И чем больше он настаивает, я становлюсь всё более непреклонен. Меня злит, что такой малыш вдруг решил, что знает всё лучше родителей. Я набрасываюсь на него, кричу, обижаю… Как дикий носорог, нападаю на этого маленького ребёнка, стараясь подмять, задавить, унизить. Правда, ужасно? А себе я с железной логикой объясняю, что, подавляя и унижая, я учу его пониманию основного принципа жизни, и т. д. и т. п., что так я воспитываю в нём главное – ты вынужден в конце концов подчиниться силе, глупости, произволу и умственной ограниченности, потому что так принято, и другого пути нет. Очень важно, чтобы он понял это в раннем возрасте, чтобы мир не сломал его, когда это будет гораздо больнее…

(Как ты сказала – «сейчас ты говоришь из мешочка горечи в горле».)

Ведь я же, наоборот, хочу научить его взлететь высоко, расправив крылья надо мной, наплевать на страх и стыд, быть самим собой, делать то, что подсказывает ему сердце. Но некая железная рука всегда держит меня за горло – рука моей матери, кулак отца, длинные руки семейной военщины. В такие минуты мне самому не верится, что эти слова вылетают у меня изо рта, – слова, которые в детстве я поклялся не произносить никогда в жизни, – и всё равно не могу удержаться и замороженным языком декламирую ему фрагменты наследия.

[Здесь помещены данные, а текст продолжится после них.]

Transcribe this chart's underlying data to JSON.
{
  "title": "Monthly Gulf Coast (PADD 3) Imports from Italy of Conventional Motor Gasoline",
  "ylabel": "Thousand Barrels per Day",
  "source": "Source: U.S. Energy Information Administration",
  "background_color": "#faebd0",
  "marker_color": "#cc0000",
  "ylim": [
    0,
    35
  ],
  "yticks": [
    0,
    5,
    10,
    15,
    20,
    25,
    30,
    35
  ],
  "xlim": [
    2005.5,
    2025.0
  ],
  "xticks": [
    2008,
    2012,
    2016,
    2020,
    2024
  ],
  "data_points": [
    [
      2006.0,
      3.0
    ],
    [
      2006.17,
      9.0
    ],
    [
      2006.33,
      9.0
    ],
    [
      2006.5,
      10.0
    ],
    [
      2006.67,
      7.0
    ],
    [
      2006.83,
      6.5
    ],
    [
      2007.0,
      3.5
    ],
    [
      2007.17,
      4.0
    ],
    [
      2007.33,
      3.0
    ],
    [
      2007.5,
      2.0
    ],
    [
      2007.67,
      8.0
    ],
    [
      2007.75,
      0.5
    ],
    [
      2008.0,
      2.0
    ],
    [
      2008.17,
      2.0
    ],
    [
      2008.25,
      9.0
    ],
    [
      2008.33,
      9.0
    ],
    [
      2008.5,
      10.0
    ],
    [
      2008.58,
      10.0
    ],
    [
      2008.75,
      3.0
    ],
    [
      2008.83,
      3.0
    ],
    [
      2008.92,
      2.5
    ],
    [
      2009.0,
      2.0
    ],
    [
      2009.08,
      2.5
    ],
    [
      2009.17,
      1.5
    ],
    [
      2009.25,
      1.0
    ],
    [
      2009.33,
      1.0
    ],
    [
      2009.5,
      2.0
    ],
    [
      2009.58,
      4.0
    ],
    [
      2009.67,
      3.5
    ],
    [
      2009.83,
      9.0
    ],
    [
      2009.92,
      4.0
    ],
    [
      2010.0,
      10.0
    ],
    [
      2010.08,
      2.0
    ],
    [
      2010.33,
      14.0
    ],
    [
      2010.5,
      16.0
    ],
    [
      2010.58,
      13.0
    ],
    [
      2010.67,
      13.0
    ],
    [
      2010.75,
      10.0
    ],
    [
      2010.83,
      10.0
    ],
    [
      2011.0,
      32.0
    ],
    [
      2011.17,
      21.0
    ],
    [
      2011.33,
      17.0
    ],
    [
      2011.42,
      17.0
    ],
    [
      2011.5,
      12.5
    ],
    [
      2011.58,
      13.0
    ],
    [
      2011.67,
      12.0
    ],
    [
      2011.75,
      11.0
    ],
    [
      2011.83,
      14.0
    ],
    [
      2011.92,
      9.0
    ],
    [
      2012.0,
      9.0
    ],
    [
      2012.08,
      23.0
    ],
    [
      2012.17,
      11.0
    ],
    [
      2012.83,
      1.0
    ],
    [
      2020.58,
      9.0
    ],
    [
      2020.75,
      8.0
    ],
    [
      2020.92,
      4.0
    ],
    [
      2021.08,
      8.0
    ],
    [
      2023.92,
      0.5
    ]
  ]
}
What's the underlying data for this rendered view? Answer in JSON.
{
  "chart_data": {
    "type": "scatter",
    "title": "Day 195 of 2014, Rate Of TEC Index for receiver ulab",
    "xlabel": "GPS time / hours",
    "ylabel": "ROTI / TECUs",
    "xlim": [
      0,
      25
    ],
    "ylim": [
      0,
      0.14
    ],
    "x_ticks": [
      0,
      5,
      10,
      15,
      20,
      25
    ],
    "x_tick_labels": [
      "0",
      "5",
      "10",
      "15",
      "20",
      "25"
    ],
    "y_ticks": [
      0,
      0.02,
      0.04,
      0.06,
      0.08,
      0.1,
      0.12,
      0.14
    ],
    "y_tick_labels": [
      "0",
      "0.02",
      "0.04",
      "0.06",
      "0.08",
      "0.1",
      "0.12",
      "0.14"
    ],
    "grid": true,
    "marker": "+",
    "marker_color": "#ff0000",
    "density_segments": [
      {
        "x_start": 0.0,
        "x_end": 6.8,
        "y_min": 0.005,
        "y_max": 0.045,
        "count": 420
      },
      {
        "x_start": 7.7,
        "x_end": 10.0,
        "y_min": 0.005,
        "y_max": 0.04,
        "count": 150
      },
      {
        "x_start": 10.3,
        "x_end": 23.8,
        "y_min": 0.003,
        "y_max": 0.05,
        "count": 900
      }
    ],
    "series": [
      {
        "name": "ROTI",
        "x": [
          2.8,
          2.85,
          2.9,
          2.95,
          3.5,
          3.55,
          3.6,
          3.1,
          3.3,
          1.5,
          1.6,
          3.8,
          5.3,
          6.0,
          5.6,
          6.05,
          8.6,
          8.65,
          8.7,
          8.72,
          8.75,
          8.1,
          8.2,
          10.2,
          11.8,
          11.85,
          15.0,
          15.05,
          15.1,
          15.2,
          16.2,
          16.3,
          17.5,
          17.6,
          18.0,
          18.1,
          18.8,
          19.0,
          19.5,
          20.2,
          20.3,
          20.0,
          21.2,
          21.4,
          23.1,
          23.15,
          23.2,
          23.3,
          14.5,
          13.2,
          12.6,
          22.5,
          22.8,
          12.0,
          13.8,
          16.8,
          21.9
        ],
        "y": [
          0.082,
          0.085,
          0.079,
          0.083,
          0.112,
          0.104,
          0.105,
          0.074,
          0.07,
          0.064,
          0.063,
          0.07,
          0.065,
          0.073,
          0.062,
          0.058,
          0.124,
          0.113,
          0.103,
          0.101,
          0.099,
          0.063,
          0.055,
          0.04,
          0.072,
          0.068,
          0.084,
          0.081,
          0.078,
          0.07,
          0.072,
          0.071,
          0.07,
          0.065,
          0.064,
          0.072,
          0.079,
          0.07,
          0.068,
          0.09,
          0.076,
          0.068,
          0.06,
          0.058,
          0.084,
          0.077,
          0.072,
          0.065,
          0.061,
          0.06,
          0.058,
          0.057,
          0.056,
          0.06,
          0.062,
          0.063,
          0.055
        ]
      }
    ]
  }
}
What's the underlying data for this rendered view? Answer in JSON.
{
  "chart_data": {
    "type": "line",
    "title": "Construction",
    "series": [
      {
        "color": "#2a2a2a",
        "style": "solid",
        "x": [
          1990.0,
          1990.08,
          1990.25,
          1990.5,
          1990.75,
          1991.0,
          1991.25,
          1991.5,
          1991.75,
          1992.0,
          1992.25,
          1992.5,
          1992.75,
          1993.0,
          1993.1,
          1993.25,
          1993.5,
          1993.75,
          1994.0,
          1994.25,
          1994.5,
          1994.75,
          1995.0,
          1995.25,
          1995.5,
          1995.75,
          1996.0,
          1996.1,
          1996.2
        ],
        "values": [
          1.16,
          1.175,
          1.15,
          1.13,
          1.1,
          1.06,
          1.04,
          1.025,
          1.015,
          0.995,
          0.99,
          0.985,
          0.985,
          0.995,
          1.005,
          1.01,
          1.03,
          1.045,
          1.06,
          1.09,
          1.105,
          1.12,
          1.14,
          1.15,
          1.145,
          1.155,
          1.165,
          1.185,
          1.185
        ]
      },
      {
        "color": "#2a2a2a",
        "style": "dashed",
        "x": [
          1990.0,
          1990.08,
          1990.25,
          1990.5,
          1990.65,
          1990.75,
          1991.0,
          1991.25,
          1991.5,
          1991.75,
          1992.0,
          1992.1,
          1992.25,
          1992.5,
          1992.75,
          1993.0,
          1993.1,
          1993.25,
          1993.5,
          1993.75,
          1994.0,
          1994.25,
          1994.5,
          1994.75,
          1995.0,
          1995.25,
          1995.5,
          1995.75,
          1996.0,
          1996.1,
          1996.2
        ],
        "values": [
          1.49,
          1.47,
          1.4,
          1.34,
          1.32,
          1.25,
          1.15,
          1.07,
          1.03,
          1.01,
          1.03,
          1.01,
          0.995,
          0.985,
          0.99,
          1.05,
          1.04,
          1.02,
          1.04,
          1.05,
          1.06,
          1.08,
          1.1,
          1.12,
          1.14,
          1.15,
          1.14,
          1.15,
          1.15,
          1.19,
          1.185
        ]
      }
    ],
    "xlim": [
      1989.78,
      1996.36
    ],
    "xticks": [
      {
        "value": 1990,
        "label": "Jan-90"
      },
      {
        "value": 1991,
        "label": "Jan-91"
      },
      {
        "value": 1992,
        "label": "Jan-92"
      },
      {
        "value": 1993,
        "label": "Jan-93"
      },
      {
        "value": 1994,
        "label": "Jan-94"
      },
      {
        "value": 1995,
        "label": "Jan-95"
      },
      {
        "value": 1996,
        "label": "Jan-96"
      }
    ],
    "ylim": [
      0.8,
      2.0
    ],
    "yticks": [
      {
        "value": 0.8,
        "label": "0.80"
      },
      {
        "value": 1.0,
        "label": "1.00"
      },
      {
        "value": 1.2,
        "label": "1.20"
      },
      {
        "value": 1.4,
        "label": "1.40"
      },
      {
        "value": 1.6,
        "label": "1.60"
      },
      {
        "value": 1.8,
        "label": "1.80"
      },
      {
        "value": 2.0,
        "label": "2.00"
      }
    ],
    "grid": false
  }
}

Я мог бы сейчас расквасить себе физиономию – почему я воюю со своим ребёнком? Скажи, ну почему не дать одному ребёнку в этой проклятой династии быть тем, кто он есть, кем я был, кем мне почти удалось стать, – хрупким, нежным, мечтательным, лишённым кожи? Быть разным! Почему я орал на него, когда он плакал из-за выброшенного нами старого кресла, почему заставляю есть мясо, которое ему противно? Почему меня бесит, что он отказывается вписываться в «пищевую цепочку» и подчиняться общепринятым правилам, что «курица» – это не «мёртвая птица»?! А я пальцами заталкиваю ему в рот, как мой отец заталкивал мне, изо дня в день!

– Скажи: «птица».

– Птица!

Я, наверно, завтра продолжу…

Нет, завтра дождь пройдёт и смоет всё, а сейчас это поднимается и захлёстывает. Большая часть того, что происходит со мной ежедневно, не попадает в мои письма к тебе, моя оболочка как-то функционирует – точнее не скажешь – но мальчик, который этими ночами смотрел на меня, был окутан тёплой аурой, она дрожала вокруг его тонкой кожи. Мне страшно сейчас представить, каким он был на самом деле, как мало было у него шансов (ты сказала: «Как фарфоровая чашечка в слоновьей клетке»), и как он всё ещё излучает тепло от жгучего желания прильнуть к другому человеку, слиться с ним душа в душу, ничего не скрывая, отдать и излить всё, что мерцает там во тьме его фантазий, чтобы ни одно из его трепетных чувств не закончило жизнь в братской могиле анонимных идей. Ты не представляешь, сколько недоразумений, злости и нарушений заведённого порядка влекут за собой подобные наклонности, подобные отклонения от законов клана…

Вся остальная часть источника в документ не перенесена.